Sur le recensement des priorités de financement :

La Commission européenne propose dans ce questionnaire et pour le futur plan stratégique d’HE des priorités de financement de la recherche, soumises à consultation. Si la participation des parties prenantes sont souhaitables dans un processus démocratique, les consultations n’y contribuent que très partiellement et peuvent donner l’illusion d’une participation. En effet, les répondants ne représentent qu’une partie de la société, celle qui est la mieux informée sur les enjeux et qui y a des intérêts particuliers. Le devenir des réponses n’est ni explicite ni transparent. Au final, les commanditaires de la consultation maitrisent les conclusions qu’ils voudront bien exprimer.
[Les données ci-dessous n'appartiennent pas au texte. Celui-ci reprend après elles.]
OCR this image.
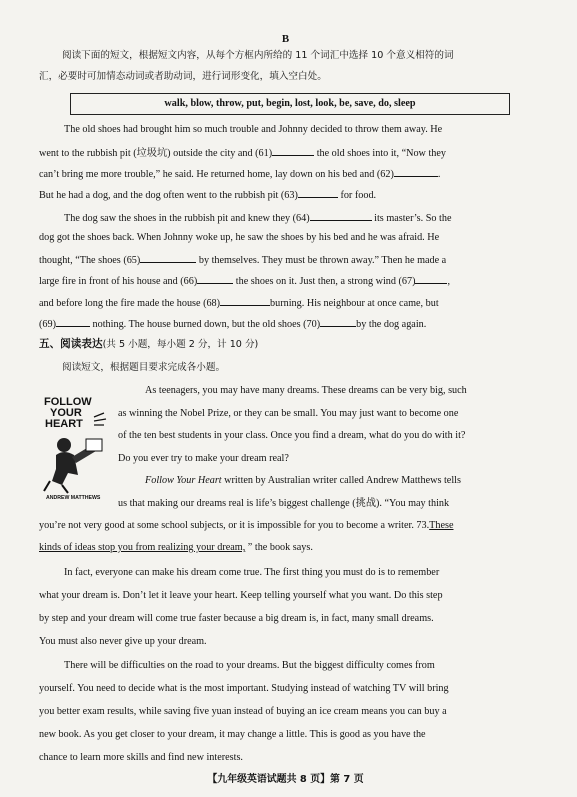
B
阅读下面的短文，根据短文内容，从每个方框内所给的 11 个词汇中选择 10 个意义相符的词
汇，必要时可加情态动词或者助动词，进行词形变化，填入空白处。
walk, blow, throw, put, begin, lost, look, be, save, do, sleep
The old shoes had brought him so much trouble and Johnny decided to throw them away. He
went to the rubbish pit (垃圾坑) outside the city and (61)	the old shoes into it, “Now they
can’t bring me more trouble,” he said. He returned home, lay down on his bed and (62)	.
But he had a dog, and the dog often went to the rubbish pit (63)	for food.
The dog saw the shoes in the rubbish pit and knew they (64)	its master’s. So the
dog got the shoes back. When Johnny woke up, he saw the shoes by his bed and he was afraid. He
thought, “The shoes (65)	by themselves. They must be thrown away.” Then he made a
large fire in front of his house and (66)	the shoes on it. Just then, a strong wind (67)	,
and before long the fire made the house (68)	burning. His neighbour at once came, but
(69)	nothing. The house burned down, but the old shoes (70)	by the dog again.
五、阅读表达(共 5 小题，每小题 2 分，计 10 分)
阅读短文，根据题目要求完成各小题。
FOLLOW
YOUR
HEART
ANDREW MATTHEWS
As teenagers, you may have many dreams. These dreams can be very big, such
as winning the Nobel Prize, or they can be small. You may just want to become one
of the ten best students in your class. Once you find a dream, what do you do with it?
Do you ever try to make your dream real?
Follow Your Heart written by Australian writer called Andrew Matthews tells
us that making our dreams real is life’s biggest challenge (挑战). “You may think
you’re not very good at some school subjects, or it is impossible for you to become a writer. 73.These
kinds of ideas stop you from realizing your dream, ” the book says.
In fact, everyone can make his dream come true. The first thing you must do is to remember
what your dream is. Don’t let it leave your heart. Keep telling yourself what you want. Do this step
by step and your dream will come true faster because a big dream is, in fact, many small dreams.
You must also never give up your dream.
There will be difficulties on the road to your dreams. But the biggest difficulty comes from
yourself. You need to decide what is the most important. Studying instead of watching TV will bring
you better exam results, while saving five yuan instead of buying an ice cream means you can buy a
new book. As you get closer to your dream, it may change a little. This is good as you have the
chance to learn more skills and find new interests.
【九年级英语试题共 8 页】第 7 页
D’autres dispositifs, comme les Conventions Citoyennes, sont plus à même de faire converger une diversité d’opinions vers le bien commun. Celui-ci ne résulte pas du simple recueil de réponses mais de la mise en œuvre d’avis produits par des personnes dénuées d’intérêt pour une solution particulière (tirées au sort), complètement informées sur tous les effets souhaités ou indésirables de chaque solution possible (expertises contradictoires), abritées des pressions et ayant pris le temps de la discussion pour une élaboration collective. Afin que l’intérêt collectif soit issu d’un processus démocratique sérieux, au moins 10% du budget public de recherche devraient être déterminés grâce à une Convention Citoyenne. Une pétition a été lancée pour supporter cette idée : https://horizon-terre.org/petition/

Sur la mise en œuvre du programme/des projets et des procédures :

La consultation porte sur les modalités d’accès aux moyens disponibles, c’est un point important car les procédures actuelles ne permettent pas ou peu l’implication de laboratoires ou d’organisations de la société civile qui ont des capacités limitées à gérer des dossiers complexes et lourds. Il est nécessaire d’œuvrer pour favoriser l’implication d’une diversité d’acteurs dans des projets de recherche d’ampleurs variées. Les projets devraient donner une plus grande place à l’implication de différentes formes de savoirs, notamment dans des recherches participatives ouvertes à des acteurs non-académiques. Cela implique de rompre avec l’idée qu’il n’y aurait qu’une seule forme de recherche excellente alors qu’au contraire il serait utile de favoriser une diversité d’approches scientifiques, adaptées aux défis actuels, en modifiant les critères d’évaluation. Nous regrettons donc la disparition dans HE du défi transverse Science With and For Society, qui permettait des expérimentations de nouvelles formes de co-production des savoirs, avec des savoirs extra-universitaires. Nous souhaitons que des moyens soient mis en œuvre dans la suite d’HE pour encourager la participation de la société civile non marchande aux projets de recherche, et à toutes les étapes de la recherche.

Autres :

Les priorités de recherches identifiées dans HE visent surtout l’élaboration de solutions technologiques aux problèmes ou « défis sociétaux », plutôt que l’analyse et le traitement des causes des problèmes. À rebours de ce technosolutionnisme, nous pensons que la manière la plus efficace, la plus rapide et surtout la plus sûre de diminuer l’empreinte carbone est de diminuer la consommation énergétique. Ceci passe par une diminution et des changements de consommation, par une répartition plus juste des richesses naturelles et économiques, par une réflexion sur les besoins qui vaillent vraiment la peine d’être satisfaits. Cela vaut aussi pour la recherche qui se doit de se montrer plus sobre dans son usage des ressources. Il s’agit donc de mettre en oeuvre de nouvelles façons de vivre ensemble sobres et néanmoins heureuses. Un collectif d’une quarantaine de membres académiques, associatifs et étudiants a travaillé sur ce que pourraient être les priorités de la recherche dans le contexte des limites planétaires. Leurs propositions de recherche prioritaires sont consultables dans le rapport Horizon Terre : https://horizon-terre.org/wp-content/uploads/2022/07/Rapport_HorizonTERRE.pdf. Elles seraient peu onéreuses, 10% du budget actuel d’HE seraient sans doute suffisants à les financer. Cependant, notre souhait est que l’arbitrage des orientations de la recherche soit réalisé par des procédures démocratiques, le rapport Horizon Terre étant l’une des contributions au débat.